Teacher pay, negotiation timing
One of the school system's top increased spending requests is for higher teacher salaries, an issue Tomback said has been exacerbated with reduced state funding for local schools and the attempt by the governor and legislature to shift teacher pension costs to the counties.
"We do believe this will be four years with no raises," he said.
Lisanti asked who establishes timelines on the union negotiations and contract agreements and was told the timeline can be changed by the school system. She said that timing needs to be seriously reconsidered.
"That is a systemic problem, in my mind," she said. "If there is one thing that could clarify that or streamline it, it would be to look at that timeline and make it consistent with the budgeting process."
Boniface also told school officials he did not want a repeat of past misunderstandings over the operating budget and negotiated union contracts.
"If there is something you have concerns in this operating budget, the best way to do that is through communication," he said. "Let's not go down this road again."
Vision for services
Aside from the budget conundrum, council members had some questions Thursday about the school system's overall operations.

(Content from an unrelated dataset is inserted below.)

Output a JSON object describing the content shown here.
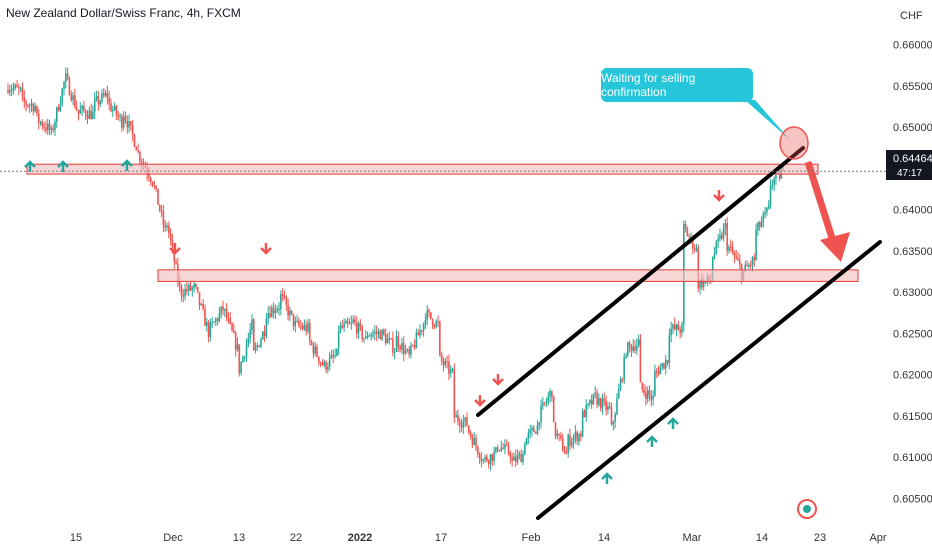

Lisanti asked Tomback about his vision for the delivery of services to students, which prompted the superintendent to defend the priority of serving students above the circumstances of a difficult economy.
"In times of potential economic contraction, in times of economic uncertainty, we in the school system can get lost in all of that. We can feel bewildered in all of that," he said.

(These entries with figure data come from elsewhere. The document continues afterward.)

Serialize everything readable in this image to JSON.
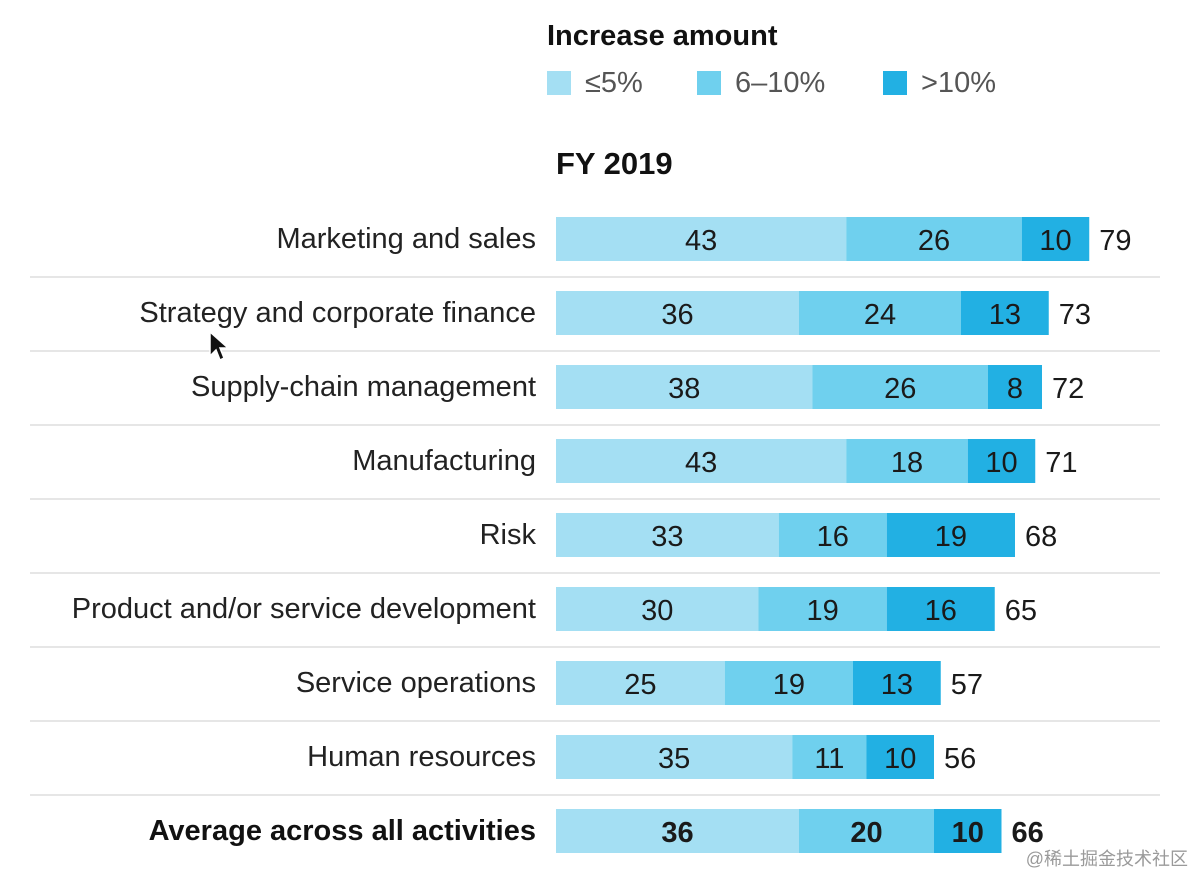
{
  "legend": {
    "title": "Increase amount",
    "items": [
      {
        "label": "≤5%",
        "color": "#a4dff3"
      },
      {
        "label": "6–10%",
        "color": "#6fd0ee"
      },
      {
        "label": ">10%",
        "color": "#22b0e3"
      }
    ]
  },
  "period": "FY 2019",
  "chart_data": {
    "type": "bar",
    "orientation": "horizontal",
    "stacked": true,
    "title": "FY 2019",
    "categories": [
      "Marketing and sales",
      "Strategy and corporate finance",
      "Supply-chain management",
      "Manufacturing",
      "Risk",
      "Product and/or service development",
      "Service operations",
      "Human resources",
      "Average across all activities"
    ],
    "series": [
      {
        "name": "≤5%",
        "color": "#a4dff3",
        "values": [
          43,
          36,
          38,
          43,
          33,
          30,
          25,
          35,
          36
        ]
      },
      {
        "name": "6–10%",
        "color": "#6fd0ee",
        "values": [
          26,
          24,
          26,
          18,
          16,
          19,
          19,
          11,
          20
        ]
      },
      {
        "name": ">10%",
        "color": "#22b0e3",
        "values": [
          10,
          13,
          8,
          10,
          19,
          16,
          13,
          10,
          10
        ]
      }
    ],
    "totals": [
      79,
      73,
      72,
      71,
      68,
      65,
      57,
      56,
      66
    ],
    "bold_rows": [
      8
    ],
    "xlabel": "",
    "ylabel": "",
    "legend_position": "top"
  },
  "watermark": "@稀土掘金技术社区"
}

"We can allow ourselves to become weighted down by all of these concerns, because you haven't even touched on those things that are critical in the things we are looking at in the field of education," he said. "If we allow ourselves to do that, we will lose our way and we will do a disservice to every one of our almost 39,000 students."

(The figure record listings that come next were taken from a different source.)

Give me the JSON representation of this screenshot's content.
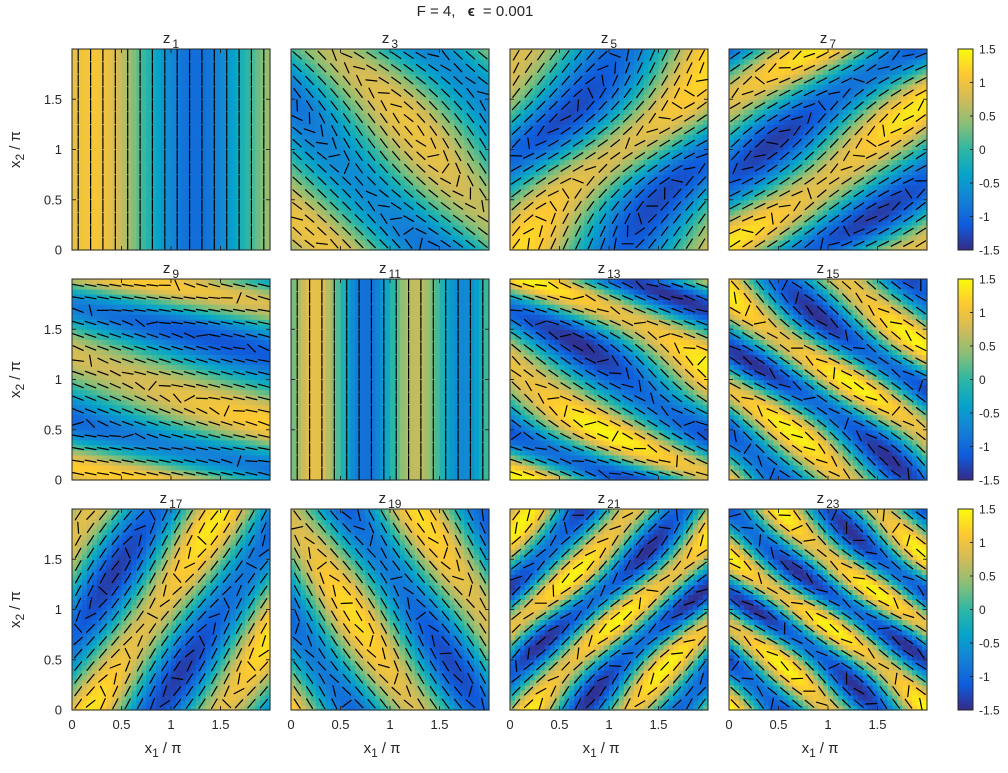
{
  "figure": {
    "title_prefix": "F = 4,",
    "title_eps_symbol": "ϵ",
    "title_eps_value": "= 0.001"
  },
  "colors": {
    "colormap": [
      "#352a87",
      "#0f5cdd",
      "#1481d6",
      "#06a4ca",
      "#2eb7a4",
      "#87bf77",
      "#d1bb59",
      "#fec832",
      "#f9fb0e"
    ],
    "quiver": "#000000",
    "axis": "#262626"
  },
  "chart_data": {
    "type": "heatmap",
    "overlay": "quiver",
    "rows": 3,
    "cols": 4,
    "xlabel": {
      "main": "x",
      "sub": "1",
      "rest": "/ π"
    },
    "ylabel": {
      "main": "x",
      "sub": "2",
      "rest": "/ π"
    },
    "xlim": [
      0,
      2
    ],
    "ylim": [
      0,
      2
    ],
    "xticks": [
      "0",
      "0.5",
      "1",
      "1.5"
    ],
    "xtick_values": [
      0,
      0.5,
      1,
      1.5
    ],
    "yticks": [
      "0",
      "0.5",
      "1",
      "1.5"
    ],
    "ytick_values": [
      0,
      0.5,
      1,
      1.5
    ],
    "clim": [
      -1.5,
      1.5
    ],
    "colorbar_ticks": [
      "1.5",
      "1",
      "0.5",
      "0",
      "-0.5",
      "-1",
      "-1.5"
    ],
    "colorbar_tick_values": [
      1.5,
      1,
      0.5,
      0,
      -0.5,
      -1,
      -1.5
    ],
    "panels": [
      {
        "title_main": "z",
        "title_sub": "1",
        "kx": 1.0,
        "ky": 0.0,
        "phase": 0.9,
        "amp": 1.1,
        "skew": 0.0
      },
      {
        "title_main": "z",
        "title_sub": "3",
        "kx": 1.0,
        "ky": 1.0,
        "phase": 0.3,
        "amp": 1.0,
        "skew": 0.2
      },
      {
        "title_main": "z",
        "title_sub": "5",
        "kx": 1.0,
        "ky": -1.0,
        "phase": 1.2,
        "amp": 1.3,
        "skew": 0.4
      },
      {
        "title_main": "z",
        "title_sub": "7",
        "kx": 1.0,
        "ky": -1.5,
        "phase": 2.0,
        "amp": 1.4,
        "skew": -0.3
      },
      {
        "title_main": "z",
        "title_sub": "9",
        "kx": 0.5,
        "ky": 2.0,
        "phase": 0.5,
        "amp": 1.2,
        "skew": 0.6
      },
      {
        "title_main": "z",
        "title_sub": "11",
        "kx": 2.0,
        "ky": 0.0,
        "phase": 0.0,
        "amp": 1.0,
        "skew": 0.0
      },
      {
        "title_main": "z",
        "title_sub": "13",
        "kx": 1.0,
        "ky": 2.0,
        "phase": 1.0,
        "amp": 1.5,
        "skew": 0.8
      },
      {
        "title_main": "z",
        "title_sub": "15",
        "kx": 1.5,
        "ky": 2.0,
        "phase": 2.3,
        "amp": 1.5,
        "skew": -0.5
      },
      {
        "title_main": "z",
        "title_sub": "17",
        "kx": 1.5,
        "ky": -1.0,
        "phase": 0.7,
        "amp": 1.4,
        "skew": 0.0
      },
      {
        "title_main": "z",
        "title_sub": "19",
        "kx": 1.5,
        "ky": 1.0,
        "phase": 1.9,
        "amp": 1.3,
        "skew": 0.0
      },
      {
        "title_main": "z",
        "title_sub": "21",
        "kx": 2.0,
        "ky": -2.0,
        "phase": 0.2,
        "amp": 1.5,
        "skew": 0.5
      },
      {
        "title_main": "z",
        "title_sub": "23",
        "kx": 2.0,
        "ky": 2.5,
        "phase": 1.5,
        "amp": 1.5,
        "skew": -0.6
      }
    ]
  }
}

Tomback said he tells teachers, when students are getting off buses in the morning: "Just look out of the window. Look at every one of those boys and girls getting off those school buses. That is where our focus is."
"We must be very clear as to what our mission is and how we're going to get there," he continued. "The standard for achievement continues to rise, as [it] should. It's a challenge that every one of our employees understands."
Instead of "wring[ing] our hands," Tomback said officials must decide what to do.
"This is the budget we believe we need to accomplish our mission. We understand there are fiscal realities," he said.
Food service questions
Another issue raised by the council about the school operating budget was food service, which shows items like ice cream and ostensibly less healthy foods receiving increased funding.
"It just seems inconsistent," Councilman Dick Slutzky said, noting schools have a movement to improve nutrition.
School administration chief Joe Licata said items like ice cream must be provided in addition to healthier foods because students still want ice cream.
"If they don't buy anything, then there will be no food services," he said.
"I absolutely, unequivocally reject the idea that we have to have bad foods to sell to children because that is what they want," Lisanti said. "That is philosophically wrong."
"We never said we have to have 'bad food.' We never said 'bad food,'" Licata replied.